Restoring Basilica To Cost Millions, Experts Say Louvre, British Museum Officials Offer Restoration Help

Vera Haller Special To The Washington Post

Art experts said Saturday it would cost tens of millions of dollars to restore the Basilica of St. Francis in Assisi after it was heavily damaged by two earthquakes that struck central Italy Friday.

“It will never be the same,” said Antonio Paolucci, a former culture minister leading a task force to oversee work on the basilica, whose renowned frescoes by the Italian master Giotto and other important Renaissance painters were damaged when a large part of the ceiling collapsed. Four people, including two Franciscan monks, were killed by falling debris in the church.

Pope John Paul II said he was saddened by damage to the 13th-century basilica, built to honor St. Francis, founder of the Franciscan order. It is an important monument for the Roman Catholic Church that is visited each year by thousands of pilgrims and tourists.

Speaking to Italian Catholics in Bologna, the pope also offered his condolences to the victims of the earthquakes, which devastated much of the central regions of Umbria and Marches. Ten people were killed, dozens injured, and about 12,000 people were left homeless.

Workers began clearing rubble from the hundreds of collapsed buildings and engineers inspected houses still standing to make sure they were safe. “There is a general fear among the population to return to their homes,” said Franco Barberi, the government’s undersecretary of civil protection.

In Assisi, firefighters removed debris from the basilica, carefully preserving pieces of mosaics and frescoes and stacking them in the square outside.

Offers to help restore the basilica poured in with the Louvre in Paris and the British Museum in London volunteering their experts. Officials said a bank account would be opened next week to accept donations for restoration work.

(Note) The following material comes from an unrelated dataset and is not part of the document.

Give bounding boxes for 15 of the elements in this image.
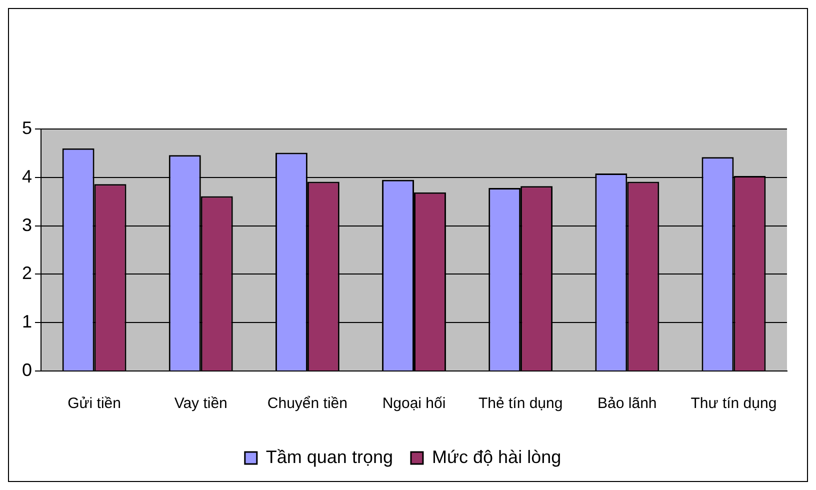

Paolucci, who gave the initial cost estimate of tens of millions of dollars, said structural repairs to the basilica would have to be done before restoration work on the frescoes could begin. He said he hoped the work would be completed by 2000, when the pope has called a Jubilee Year of the Roman Catholic Church to mark the second millennium of Christianity and millions of pilgrims are expected in Assisi.

The Franciscan community was in deep mourning. Agostino Gardin, world leader of the Franciscan order, said that celebrations for St. Francis’s name day, Oct. 4, usually held in the basilica, would be sharply curtailed.